I used to not be like this. I used to be a vibrant person who laughed a lot and had an improvisational left-field sense of humor that was edgy without being cruel. I was raised from a young age with the “Great American Myth” – be kind, don't break the law, work eight hours five days a week, don't be economically foolish, be a good person, etc., and I would be successful. I never really cared about the success part; it all just seemed to make sense to me. If we didn't work together and care about each other as fellow human beings, it didn't seem we would have much of a future. Now that seems to be writ large, as fascism has made a comeback, the Lock-down made a lot of people lose their social skills, we're still doing nothing about the climate, and the concept of planning for the future just seems absurd at this point.

At the same time, it's important to seize this time that we have right now, because every day as good as it's going to get from here on.
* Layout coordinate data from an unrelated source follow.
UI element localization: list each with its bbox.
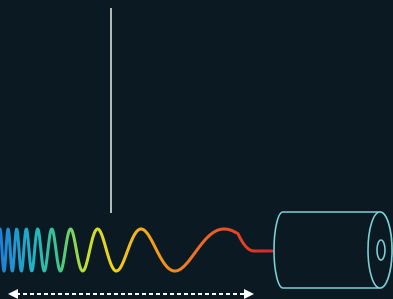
illustration <box>0 0 393 299</box>
page: {} (() => { const pts = []; let phase = … <box>0 0 393 299</box>
cylinder-hole <box>377 240 385 260</box>
cylinder <box>274 212 392 288</box>
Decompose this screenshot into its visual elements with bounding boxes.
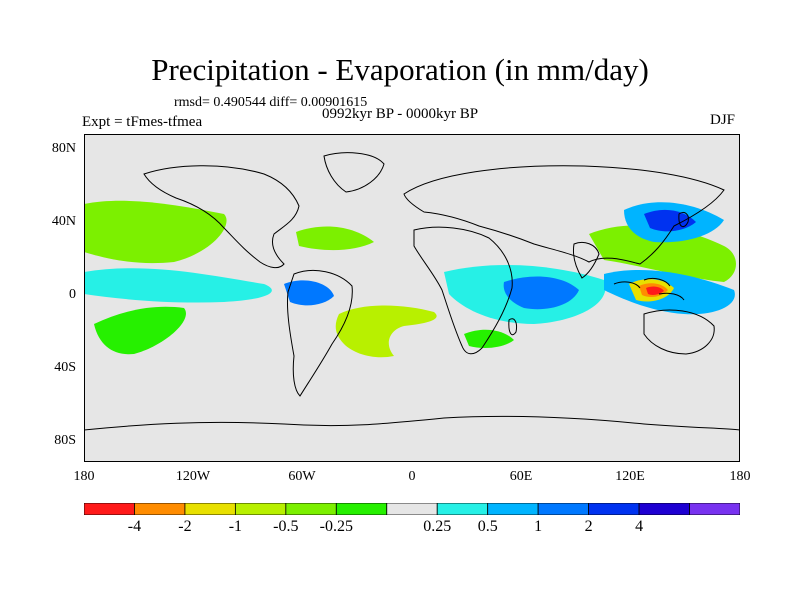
south-america-coast <box>286 269 353 397</box>
colorbar-swatch <box>487 503 539 515</box>
colorbar-swatch <box>234 503 287 515</box>
lon-tick-120e: 120E <box>615 469 645 484</box>
colorbar-swatch <box>386 503 438 515</box>
colorbar-swatch <box>537 503 590 515</box>
lat-tick-0: 0 <box>69 287 76 302</box>
lat-tick-80n: 80N <box>51 141 76 156</box>
colorbar-label: -0.25 <box>319 518 353 535</box>
tropical-pacific-cyan <box>84 268 272 303</box>
colorbar-label: 1 <box>534 518 543 535</box>
experiment-label: Expt = tFmes-tfmea <box>82 114 203 130</box>
lon-tick-180e: 180 <box>729 469 751 484</box>
lon-tick-60e: 60E <box>509 469 533 484</box>
north-atlantic-green-band <box>296 226 374 251</box>
pe-anomaly-map <box>84 134 740 462</box>
period-label: 0992kyr BP - 0000kyr BP <box>322 106 479 122</box>
colorbar-label: 4 <box>635 518 644 535</box>
east-pacific-blue <box>284 280 334 306</box>
indian-ocean-blue-core <box>503 276 579 310</box>
colorbar-swatch <box>689 503 740 515</box>
india-coast <box>573 241 600 279</box>
north-pacific-green-band <box>84 200 227 264</box>
colorbar-swatch <box>184 503 236 515</box>
australia-coast <box>643 309 715 355</box>
colorbar-label: -1 <box>228 518 243 535</box>
colorbar-label: -4 <box>127 518 142 535</box>
madagascar-coast <box>508 318 517 336</box>
lat-tick-40n: 40N <box>51 214 76 229</box>
lat-tick-80s: 80S <box>54 433 76 448</box>
map-title: Precipitation - Evaporation (in mm/day) <box>151 52 649 87</box>
colorbar-swatch <box>335 503 388 515</box>
colorbar-swatch <box>436 503 489 515</box>
lat-tick-40s: 40S <box>54 360 76 375</box>
north-pacific-blue-core <box>644 209 696 232</box>
japan-coast <box>678 211 689 228</box>
lon-tick-0: 0 <box>408 469 416 484</box>
south-atlantic-green-band <box>335 305 437 358</box>
north-america-coast <box>143 165 300 269</box>
colorbar-label: -2 <box>178 518 192 535</box>
indonesia-coast <box>613 277 685 301</box>
season-label: DJF <box>710 112 736 128</box>
colorbar <box>84 503 740 515</box>
eurasia-coast <box>403 165 725 265</box>
africa-coast <box>413 226 513 355</box>
map-border <box>84 134 740 462</box>
rmsd-diff-stats: rmsd= 0.490544 diff= 0.00901615 <box>174 95 368 110</box>
maritime-continent-red <box>646 286 664 295</box>
colorbar-label: -0.5 <box>273 518 299 535</box>
lon-tick-120w: 120W <box>175 469 211 484</box>
coastlines <box>84 152 740 431</box>
pe-contour-fields <box>84 200 736 358</box>
south-pacific-green-band <box>94 306 186 355</box>
west-pacific-green-band <box>589 225 736 282</box>
lon-tick-60w: 60W <box>288 469 316 484</box>
colorbar-label: 0.25 <box>423 518 452 535</box>
colorbar-swatch <box>84 503 135 515</box>
colorbar-label: 2 <box>584 518 593 535</box>
antarctica-coast <box>84 415 740 431</box>
south-indian-green-band <box>464 329 514 348</box>
colorbar-swatch <box>638 503 690 515</box>
colorbar-swatch <box>588 503 640 515</box>
colorbar-label: 0.5 <box>477 518 498 535</box>
greenland-coast <box>323 152 385 193</box>
colorbar-swatch <box>134 503 186 515</box>
lon-tick-180w: 180 <box>73 469 95 484</box>
colorbar-swatch <box>285 503 337 515</box>
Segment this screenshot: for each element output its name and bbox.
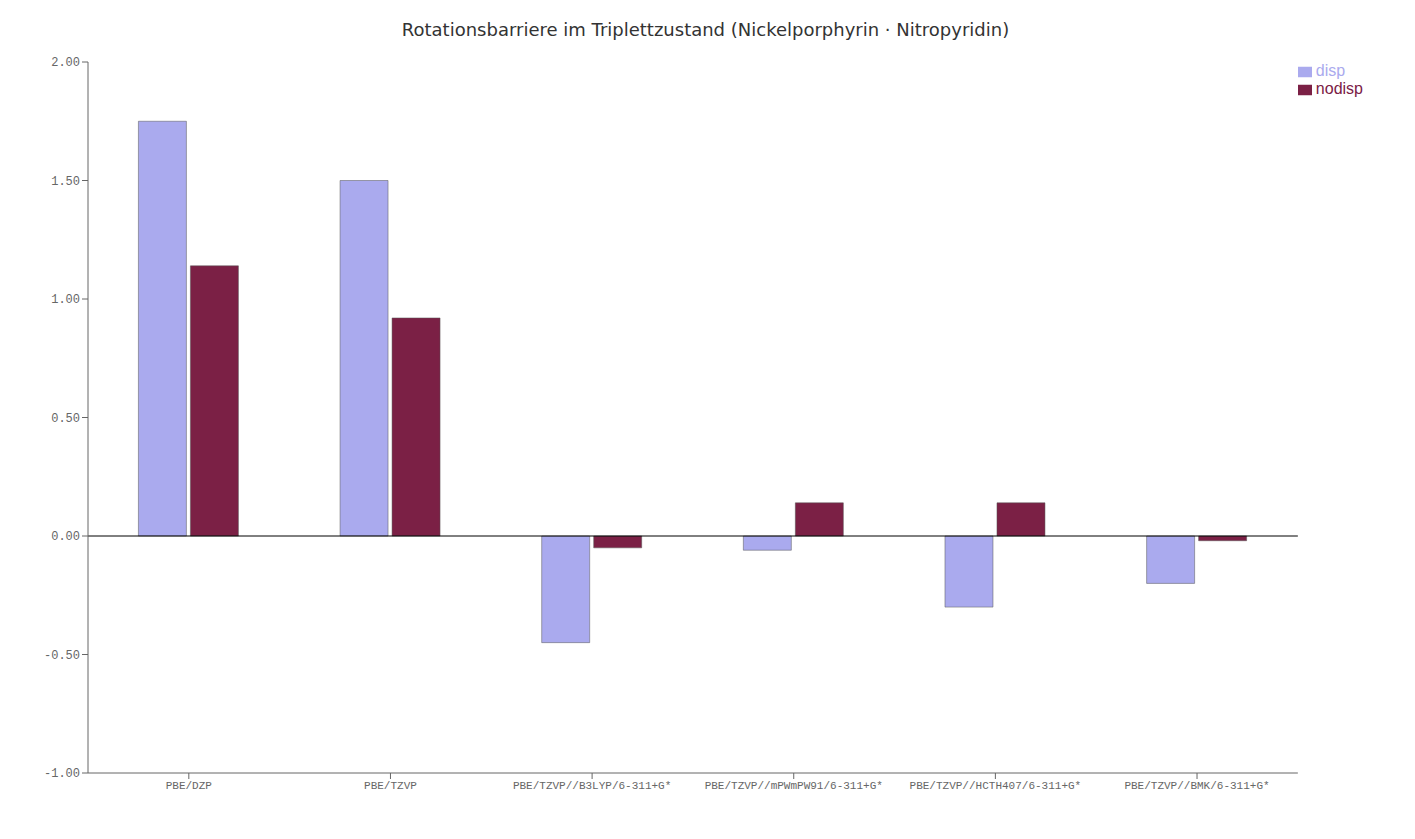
svg-text:1.50: 1.50 [51,175,80,189]
svg-text:PBE/TZVP//HCTH407/6-311+G*: PBE/TZVP//HCTH407/6-311+G* [910,780,1082,792]
svg-text:PBE/DZP: PBE/DZP [166,780,213,792]
svg-text:PBE/TZVP//BMK/6-311+G*: PBE/TZVP//BMK/6-311+G* [1124,780,1269,792]
svg-text:2.00: 2.00 [51,56,80,70]
html-text:Rotationsbarriere im Triplettz: Rotationsbarriere im Triplettzustand (Ni… [401,19,1010,40]
svg-text:PBE/TZVP//mPWmPW91/6-311+G*: PBE/TZVP//mPWmPW91/6-311+G* [705,780,883,792]
svg-text:1.00: 1.00 [51,293,80,307]
svg-text:0.00: 0.00 [51,530,80,544]
html-text:disp: disp [1315,62,1346,79]
svg-text:-1.00: -1.00 [44,767,80,781]
svg-text:PBE/TZVP//B3LYP/6-311+G*: PBE/TZVP//B3LYP/6-311+G* [513,780,671,792]
svg-text:PBE/TZVP: PBE/TZVP [364,780,417,792]
html-text:nodisp: nodisp [1315,80,1363,97]
svg-text:-0.50: -0.50 [44,649,80,663]
svg-text:0.50: 0.50 [51,412,80,426]
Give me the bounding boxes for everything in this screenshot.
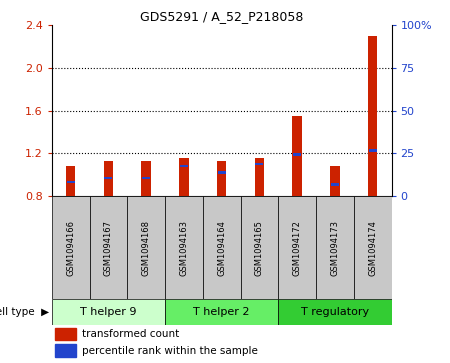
Bar (331, 183, 339, 185)
Text: GSM1094164: GSM1094164 (217, 220, 226, 276)
Bar (165, 196, 203, 299)
Text: percentile rank within the sample: percentile rank within the sample (82, 346, 258, 355)
Bar (52, 299, 165, 325)
Text: GSM1094168: GSM1094168 (142, 220, 151, 276)
Text: GSM1094172: GSM1094172 (292, 220, 302, 276)
Text: cell type  ▶: cell type ▶ (0, 307, 50, 317)
Bar (368, 36, 378, 196)
Bar (293, 153, 301, 156)
Bar (67, 181, 75, 183)
Bar (278, 196, 316, 299)
Bar (55, 328, 76, 340)
Text: GSM1094166: GSM1094166 (66, 220, 75, 276)
Text: T regulatory: T regulatory (301, 307, 369, 317)
Bar (255, 163, 263, 166)
Bar (180, 165, 188, 167)
Text: GSM1094165: GSM1094165 (255, 220, 264, 276)
Bar (278, 299, 392, 325)
Text: T helper 9: T helper 9 (80, 307, 137, 317)
Bar (165, 299, 278, 325)
Bar (292, 116, 302, 196)
Bar (369, 149, 377, 151)
Bar (127, 196, 165, 299)
Bar (354, 196, 392, 299)
Text: GSM1094174: GSM1094174 (368, 220, 377, 276)
Bar (66, 166, 75, 196)
Bar (330, 166, 340, 196)
Bar (217, 161, 226, 196)
Title: GDS5291 / A_52_P218058: GDS5291 / A_52_P218058 (140, 10, 303, 23)
Text: T helper 2: T helper 2 (194, 307, 250, 317)
Text: GSM1094173: GSM1094173 (330, 220, 339, 276)
Text: transformed count: transformed count (82, 329, 180, 339)
Bar (141, 161, 151, 196)
Bar (104, 176, 112, 179)
Bar (218, 171, 225, 174)
Bar (104, 161, 113, 196)
Text: GSM1094167: GSM1094167 (104, 220, 113, 276)
Bar (142, 176, 150, 179)
Bar (179, 158, 189, 196)
Bar (52, 196, 90, 299)
Bar (316, 196, 354, 299)
Bar (255, 158, 264, 196)
Text: GSM1094163: GSM1094163 (180, 220, 189, 276)
Bar (203, 196, 240, 299)
Bar (55, 344, 76, 357)
Bar (90, 196, 127, 299)
Bar (240, 196, 278, 299)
We need to find joy, in defiance of the world, if for no other reason. We need to remember our humanity, we need to be certain not to lose our empathy. We need to remember to attend to our own needs. We need to take care of ourselves. Dance, sing, write, draw, paint, enjoy nature, enjoy music, love others, and most of all, remember to love yourself.

I think letting the planet to continue to burn for the benefit of a handful of pathologically-greedy crypt-keeper oil billionaires is far more detrimental to the health of America's youth than TikTok.

This bit here is me defiling the purity of the blank page, so it's done with and the blank space can no longer intimidate me into silence. I seldom see a blank page as an opportunity to recount an experience or weave a tale or write a poem as much as an opportunity to despoil a perfectly good journal that someone could have put to much better use.

This is my place to write down all the dumb stuff that is cluttering my brain capsule. I am a silly girl who talks a lot of shit but just gets angry a lot at the greed and intentional inequality and injustice in a world which frankly terrifies the shit out of me right now.

Having been the kind of person who has spent her entire life assuring that everyone else was happy to minimize conflict and the possibility of being perceived as weird or autistic, I don't really know for sure if I know who I am anymore. My outlook on life has been incredibly bleak for the past few years, so I suppose I owe myself an opportunity to deconstruct the masks and mechanisms that I've had to put in place to function in a neurotypical world, but which have sapped me of the fun, and playfulness, and creativity, and sense of wonder I had as a child. The things which annoyed my parents and were discouraged. I want that back, or at least some of it. So I suppose this is me announcing my intention to go on a cliche journey of self-discovery (“Live, Laugh, Love!”), not just to regain some of the happiness of my childhood, but the authenticity as well.